The brain modifies its synaptic strengths during learning in order to better adapt to its environment. However, the underlying plasticity rules that govern learning are unknown. Many proposals have been suggested, including Hebbian mechanisms, explicit error backpropagation, and a variety of alternatives. It is an open question as to what specific experimental measurements would need to be made to determine whether any given learning rule is operative in a real biological system. In this work, we take a "virtual experimental" approach to this problem. Simulating idealized neuroscience experiments with artificial neural networks, we generate a large-scale dataset of learning trajectories of aggregate statistics measured in a variety of neural network architectures, loss functions, learning rule hyperparameters, and parameter initializations.
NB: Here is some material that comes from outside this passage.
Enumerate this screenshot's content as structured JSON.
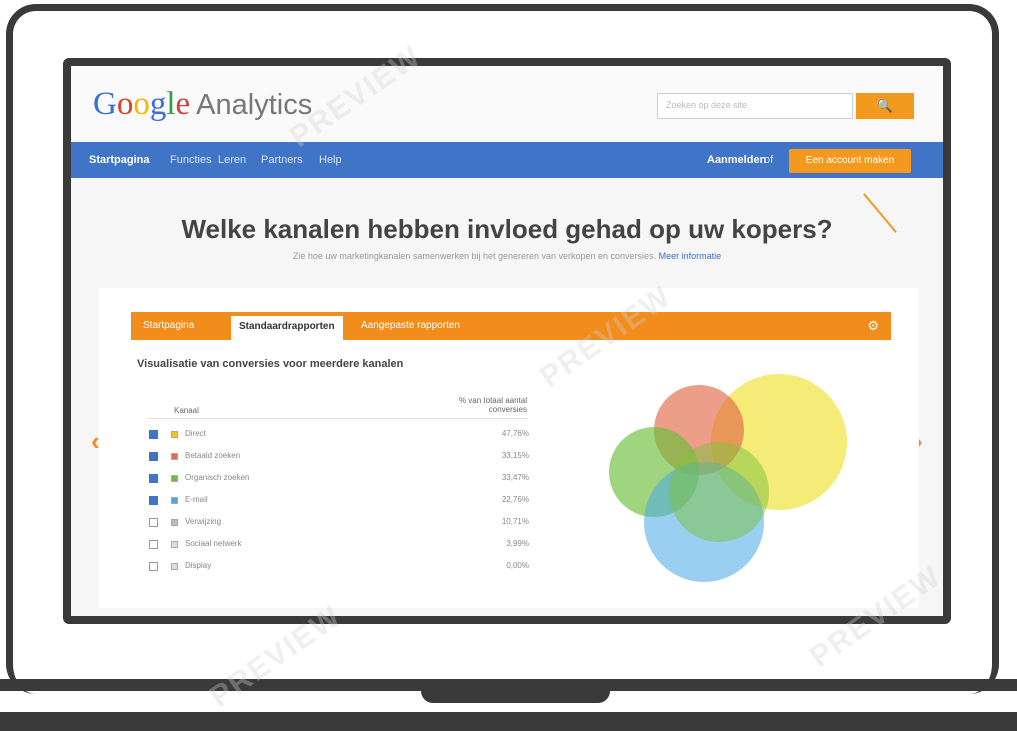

We then take a discriminative approach, training linear and simple non-linear classifiers to identify learning rules from features based on these observables. We show that different classes of learning rules can be separated solely on the basis of aggregate statistics of the weights, activations, or instantaneous layer-wise activity changes, and that these results generalize to limited access to the trajectory and held-out architectures and learning curricula. We identify the statistics of each observable that are most relevant for rule identification, finding that statistics from network activities across training are more robust to unit undersampling and measurement noise than those obtained from the synaptic strengths. Our results suggest that activation patterns, available from electrophysiological recordings of post-synaptic activities on the order of several hundred units, frequently measured at wider intervals over the course of learning, may provide a good basis on which to identify learning rules.